Their lawyer, Gary K. Smith, made an unusual presentation, relying heavily on factual assertions more common at trials than at appellate arguments. Several justices responded with their own understandings of the facts, some of them based on having viewed video recorded from dashboard cameras on police vehicles.

Mr. Smith said the officers had choices short of firing into the car, especially given the presence of a passenger. “You can shoot the tires,” he said.

Justice Stephen G. Breyer said the idea had also occurred to him “when I look at the film.” He said that it was “a very good question” but that he did not know the answer. That meant, he said, that the law on this point was not “clearly established.”

Mr. Smith said the presence of the passenger should have made the officers hesitate. Justice Antonin Scalia responded that Mr. Smith was in no position to press that point, as it was Mr. Rickard who had endangered her, adding that she did not try to flee when the car briefly stopped. “Boy, I would get out of that car so fast,” Justice Scalia said.

The case was in a way a sequel to the court’s 2007 decision in Scott v. Harris, in which the court ruled against a Georgia man who was paralyzed when his car was rammed by the police during a chase.

An appeals court nevertheless allowed Tuesday’s case to move forward, saying that “the devil is in the details.”

“Although the police in Scott used a maneuver to stop the fleeing car that might very well cause a crash and injury,” Judge Ralph B. Guy wrote for a unanimous three-judge panel, “the police here fired 15 shots at close range, all but two of which apparently hit the subjects and 12 of which hit the driver.”

Michael Mosley, a lawyer for the police officers, said his clients should win even if the Supreme Court agreed with that reasoning. The Scott decision was issued in 2007 and so could not have created “clearly established” law at the time of the 2004 chase, he said.

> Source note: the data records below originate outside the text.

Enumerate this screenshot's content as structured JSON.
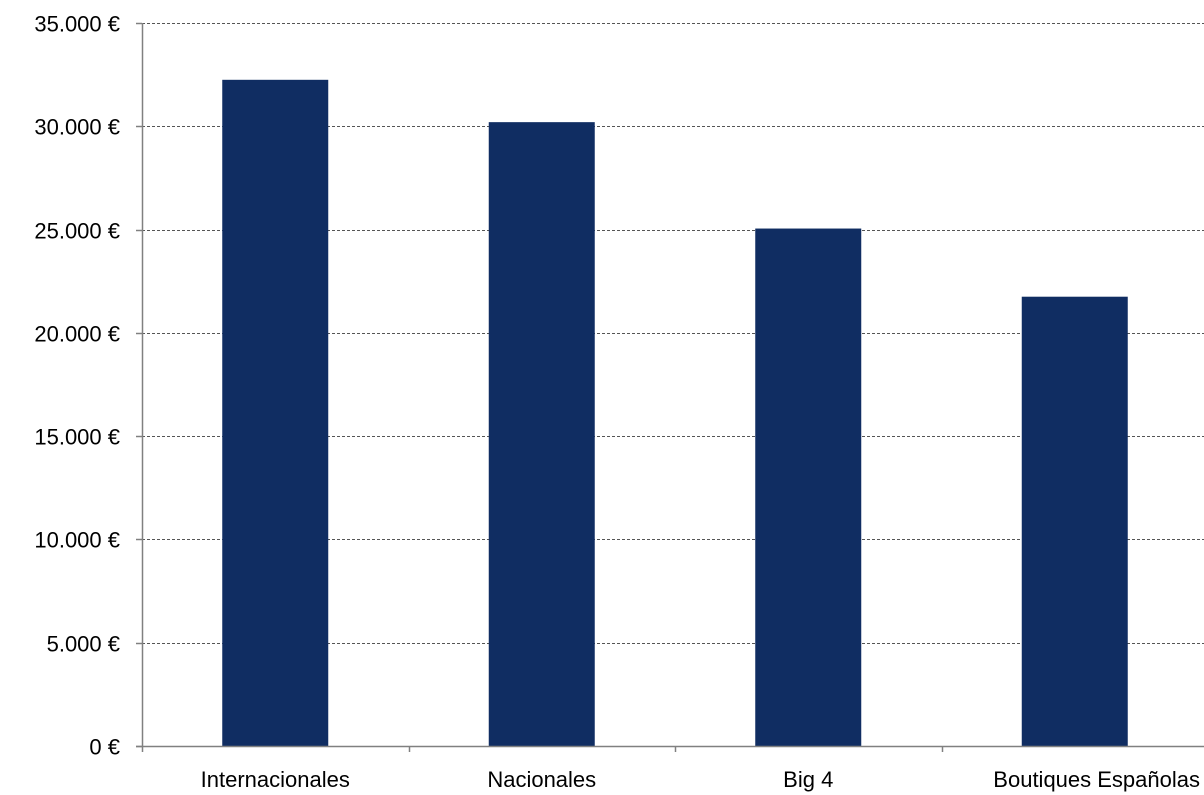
{
  "chart_data": {
    "type": "bar",
    "categories": [
      "Internacionales",
      "Nacionales",
      "Big 4",
      "Boutiques Españolas"
    ],
    "values": [
      32250,
      30200,
      25050,
      21750
    ],
    "ylim": [
      0,
      35000
    ],
    "yticks": [
      0,
      5000,
      10000,
      15000,
      20000,
      25000,
      30000,
      35000
    ],
    "ytick_labels": [
      "0 €",
      "5.000 €",
      "10.000 €",
      "15.000 €",
      "20.000 €",
      "25.000 €",
      "30.000 €",
      "35.000 €"
    ],
    "grid": true,
    "bar_color": "#102D62",
    "grid_color": "#555555",
    "axis_color": "#808080",
    "title": "",
    "xlabel": "",
    "ylabel": ""
  }
}
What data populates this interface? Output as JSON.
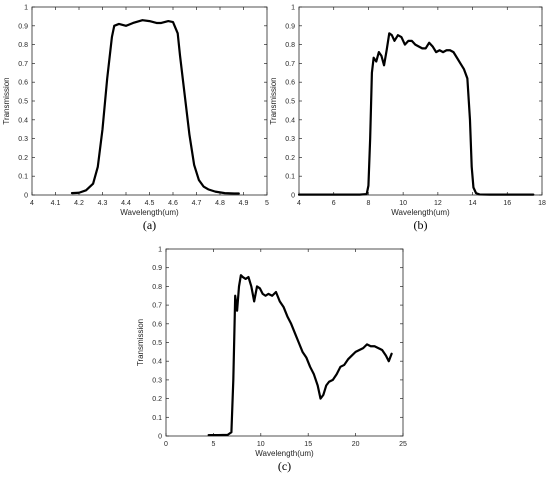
{
  "chart_data": [
    {
      "panel": "a",
      "type": "line",
      "xlabel": "Wavelength(um)",
      "ylabel": "Transmission",
      "xlim": [
        4,
        5
      ],
      "ylim": [
        0,
        1
      ],
      "xticks": [
        "4",
        "4.1",
        "4.2",
        "4.3",
        "4.4",
        "4.5",
        "4.6",
        "4.7",
        "4.8",
        "4.9",
        "5"
      ],
      "yticks": [
        "0",
        "0.1",
        "0.2",
        "0.3",
        "0.4",
        "0.5",
        "0.6",
        "0.7",
        "0.8",
        "0.9",
        "1"
      ],
      "caption": "(a)",
      "grid": false,
      "series": [
        {
          "x": [
            4.17,
            4.2,
            4.23,
            4.26,
            4.28,
            4.3,
            4.32,
            4.34,
            4.35,
            4.37,
            4.4,
            4.43,
            4.47,
            4.5,
            4.53,
            4.55,
            4.58,
            4.6,
            4.62,
            4.63,
            4.65,
            4.67,
            4.69,
            4.71,
            4.73,
            4.75,
            4.78,
            4.82,
            4.86,
            4.88
          ],
          "y": [
            0.01,
            0.012,
            0.025,
            0.06,
            0.15,
            0.35,
            0.62,
            0.84,
            0.9,
            0.91,
            0.9,
            0.915,
            0.93,
            0.925,
            0.915,
            0.915,
            0.925,
            0.92,
            0.86,
            0.74,
            0.53,
            0.32,
            0.16,
            0.08,
            0.045,
            0.03,
            0.018,
            0.01,
            0.008,
            0.008
          ]
        }
      ]
    },
    {
      "panel": "b",
      "type": "line",
      "xlabel": "Wavelength(um)",
      "ylabel": "Transmission",
      "xlim": [
        4,
        18
      ],
      "ylim": [
        0,
        1
      ],
      "xticks": [
        "4",
        "6",
        "8",
        "10",
        "12",
        "14",
        "16",
        "18"
      ],
      "yticks": [
        "0",
        "0.1",
        "0.2",
        "0.3",
        "0.4",
        "0.5",
        "0.6",
        "0.7",
        "0.8",
        "0.9",
        "1"
      ],
      "caption": "(b)",
      "grid": false,
      "series": [
        {
          "x": [
            4,
            7.5,
            7.9,
            8.0,
            8.1,
            8.2,
            8.3,
            8.45,
            8.6,
            8.75,
            8.9,
            9.05,
            9.2,
            9.35,
            9.5,
            9.7,
            9.9,
            10.1,
            10.3,
            10.5,
            10.7,
            10.9,
            11.1,
            11.3,
            11.5,
            11.7,
            11.9,
            12.1,
            12.3,
            12.5,
            12.7,
            12.9,
            13.1,
            13.3,
            13.5,
            13.7,
            13.85,
            13.95,
            14.05,
            14.2,
            14.4,
            15,
            16,
            17.5
          ],
          "y": [
            0.002,
            0.002,
            0.005,
            0.05,
            0.3,
            0.65,
            0.73,
            0.71,
            0.76,
            0.74,
            0.69,
            0.77,
            0.86,
            0.85,
            0.82,
            0.85,
            0.84,
            0.8,
            0.82,
            0.82,
            0.8,
            0.79,
            0.78,
            0.78,
            0.81,
            0.79,
            0.76,
            0.77,
            0.76,
            0.77,
            0.77,
            0.76,
            0.73,
            0.7,
            0.67,
            0.62,
            0.4,
            0.15,
            0.04,
            0.01,
            0.003,
            0.002,
            0.002,
            0.002
          ]
        }
      ]
    },
    {
      "panel": "c",
      "type": "line",
      "xlabel": "Wavelength(um)",
      "ylabel": "Transmission",
      "xlim": [
        0,
        25
      ],
      "ylim": [
        0,
        1
      ],
      "xticks": [
        "0",
        "5",
        "10",
        "15",
        "20",
        "25"
      ],
      "yticks": [
        "0",
        "0.1",
        "0.2",
        "0.3",
        "0.4",
        "0.5",
        "0.6",
        "0.7",
        "0.8",
        "0.9",
        "1"
      ],
      "caption": "(c)",
      "grid": false,
      "series": [
        {
          "x": [
            4.5,
            5.5,
            6.5,
            6.9,
            7.1,
            7.3,
            7.5,
            7.7,
            7.9,
            8.1,
            8.4,
            8.7,
            9.0,
            9.3,
            9.6,
            9.9,
            10.2,
            10.5,
            10.8,
            11.2,
            11.6,
            12.0,
            12.4,
            12.8,
            13.2,
            13.6,
            14.0,
            14.4,
            14.8,
            15.2,
            15.6,
            16.0,
            16.3,
            16.6,
            16.9,
            17.2,
            17.6,
            18.0,
            18.4,
            18.8,
            19.2,
            19.6,
            20.0,
            20.4,
            20.8,
            21.2,
            21.6,
            22.0,
            22.4,
            22.8,
            23.2,
            23.5,
            23.8
          ],
          "y": [
            0.005,
            0.005,
            0.006,
            0.02,
            0.3,
            0.75,
            0.67,
            0.8,
            0.86,
            0.85,
            0.84,
            0.85,
            0.8,
            0.72,
            0.8,
            0.79,
            0.76,
            0.75,
            0.76,
            0.75,
            0.77,
            0.72,
            0.69,
            0.64,
            0.6,
            0.55,
            0.5,
            0.45,
            0.42,
            0.37,
            0.33,
            0.27,
            0.2,
            0.22,
            0.27,
            0.29,
            0.3,
            0.33,
            0.37,
            0.38,
            0.41,
            0.43,
            0.45,
            0.46,
            0.47,
            0.49,
            0.48,
            0.48,
            0.47,
            0.46,
            0.43,
            0.4,
            0.44
          ]
        }
      ]
    }
  ]
}
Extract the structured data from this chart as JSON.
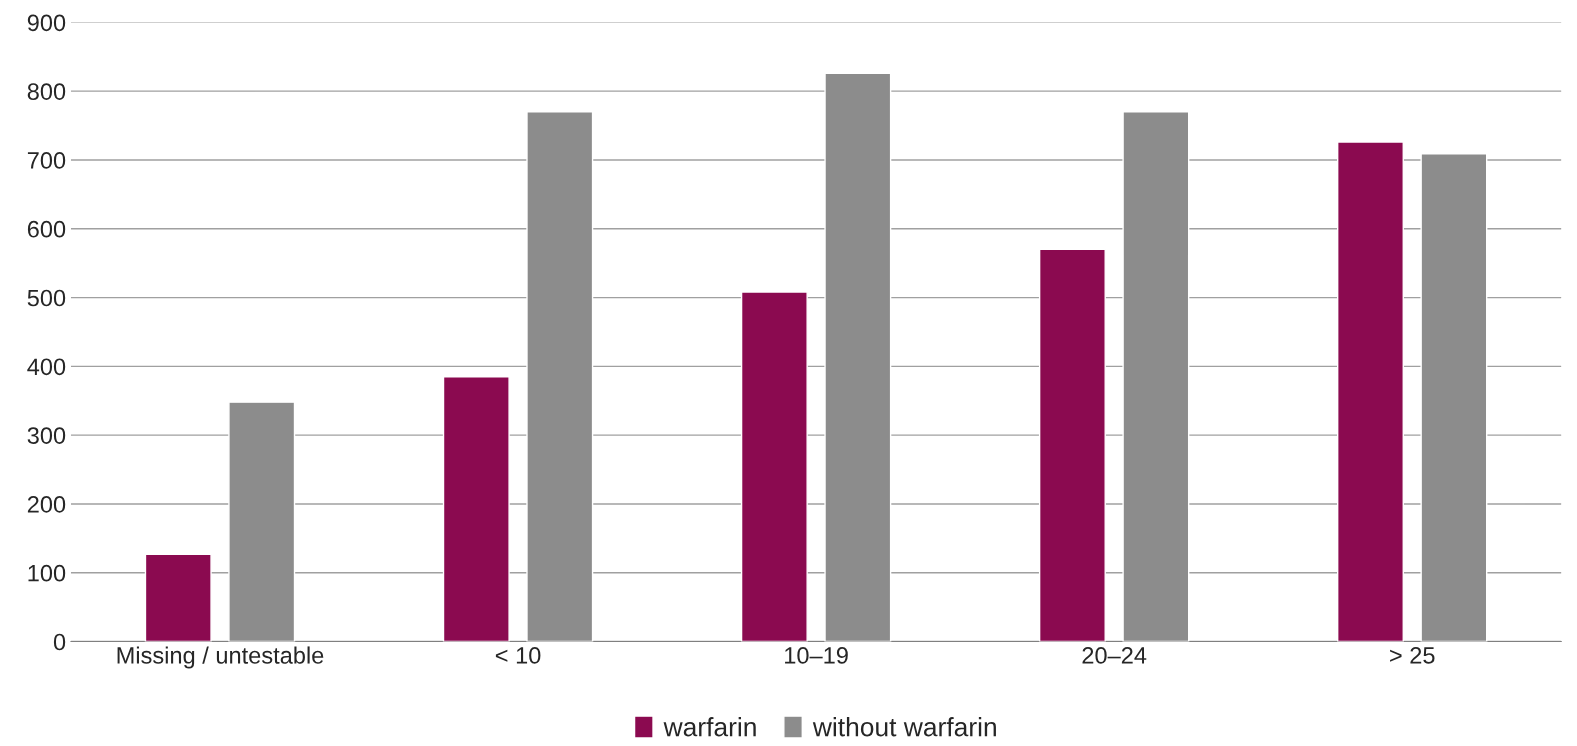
{
  "chart_data": {
    "type": "bar",
    "categories": [
      "Missing / untestable",
      "< 10",
      "10–19",
      "20–24",
      "> 25"
    ],
    "series": [
      {
        "name": "warfarin",
        "color": "#8b0a50",
        "values": [
          127,
          385,
          508,
          570,
          726
        ]
      },
      {
        "name": "without warfarin",
        "color": "#8c8c8c",
        "values": [
          348,
          770,
          826,
          770,
          709
        ]
      }
    ],
    "ylim": [
      0,
      900
    ],
    "yticks": [
      0,
      100,
      200,
      300,
      400,
      500,
      600,
      700,
      800,
      900
    ],
    "grid": "y",
    "legend": "bottom"
  }
}
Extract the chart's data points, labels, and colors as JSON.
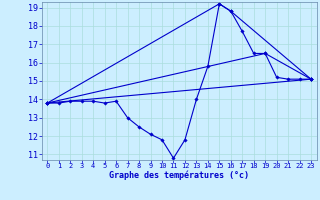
{
  "xlabel": "Graphe des températures (°c)",
  "bg_color": "#cceeff",
  "line_color": "#0000cc",
  "grid_color": "#aadddd",
  "xlim": [
    -0.5,
    23.5
  ],
  "ylim": [
    10.7,
    19.3
  ],
  "yticks": [
    11,
    12,
    13,
    14,
    15,
    16,
    17,
    18,
    19
  ],
  "xticks": [
    0,
    1,
    2,
    3,
    4,
    5,
    6,
    7,
    8,
    9,
    10,
    11,
    12,
    13,
    14,
    15,
    16,
    17,
    18,
    19,
    20,
    21,
    22,
    23
  ],
  "series": [
    {
      "x": [
        0,
        1,
        2,
        3,
        4,
        5,
        6,
        7,
        8,
        9,
        10,
        11,
        12,
        13,
        14,
        15,
        16,
        17,
        18,
        19,
        20,
        21,
        22,
        23
      ],
      "y": [
        13.8,
        13.8,
        13.9,
        13.9,
        13.9,
        13.8,
        13.9,
        13.0,
        12.5,
        12.1,
        11.8,
        10.8,
        11.8,
        14.0,
        15.8,
        19.2,
        18.8,
        17.7,
        16.5,
        16.5,
        15.2,
        15.1,
        15.1,
        15.1
      ]
    },
    {
      "x": [
        0,
        23
      ],
      "y": [
        13.8,
        15.1
      ]
    },
    {
      "x": [
        0,
        19,
        23
      ],
      "y": [
        13.8,
        16.5,
        15.1
      ]
    },
    {
      "x": [
        0,
        15,
        16,
        23
      ],
      "y": [
        13.8,
        19.2,
        18.8,
        15.1
      ]
    }
  ]
}
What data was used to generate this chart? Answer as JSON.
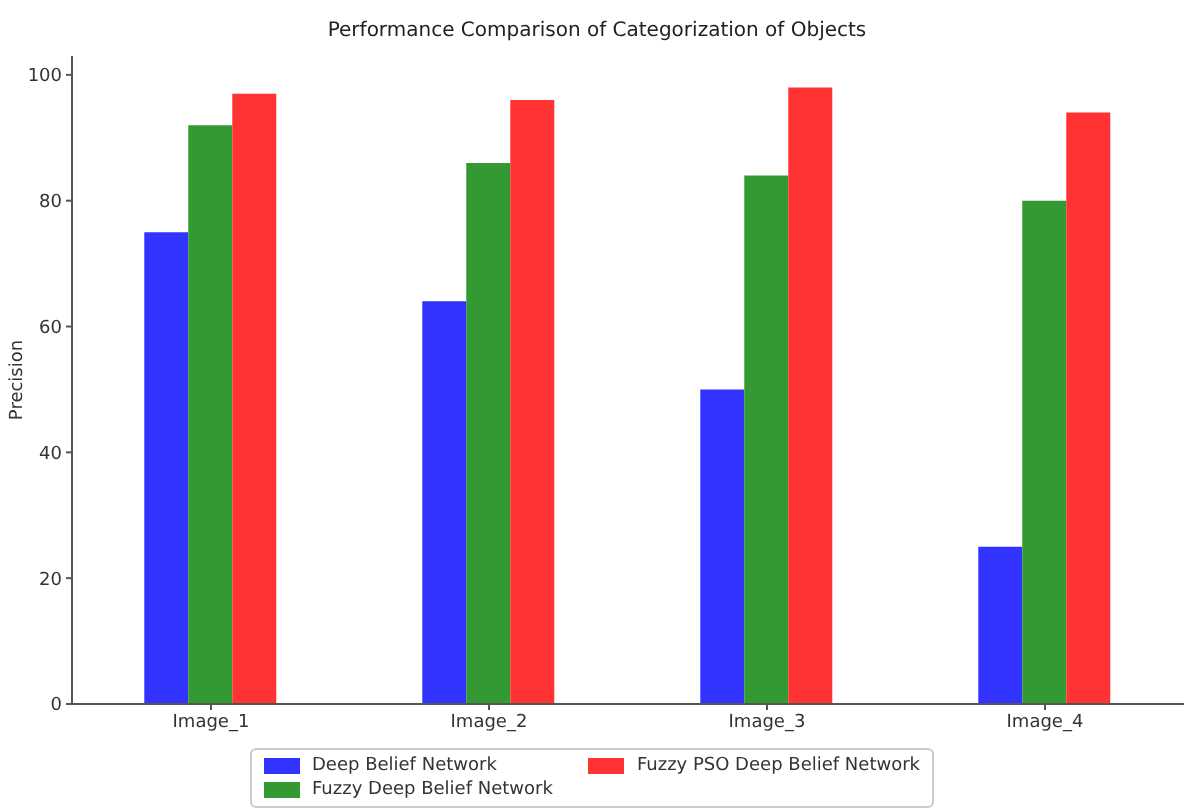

Chief Justice John G. Roberts Jr. asked Mr. Mosley for an example of a high-speed chase that would not justify the use of deadly force by the police.

“I hate to use television as an example,” Mr. Mosley responded, “but perhaps the way the white Ford Bronco fled in the early ’90s that everybody saw on TV. That seemed to be relatively nondangerous.”

He was referring to the 1994 chase of O. J. Simpson in Southern California, which riveted the nation notwithstanding its sedate pace.

John F. Bash, a lawyer for the federal government arguing in support of the police officers, responded to a similar question from Justice Sonia Sotomayor. He said that “the use of deadly force is justified to protect injury to the public or to the officers.” Once escape is impossible, he said, such force is impermissible.

“It’s not punishment for having engaged in a high-speed pursuit,” Mr. Bash said. “It’s to protect people on the road.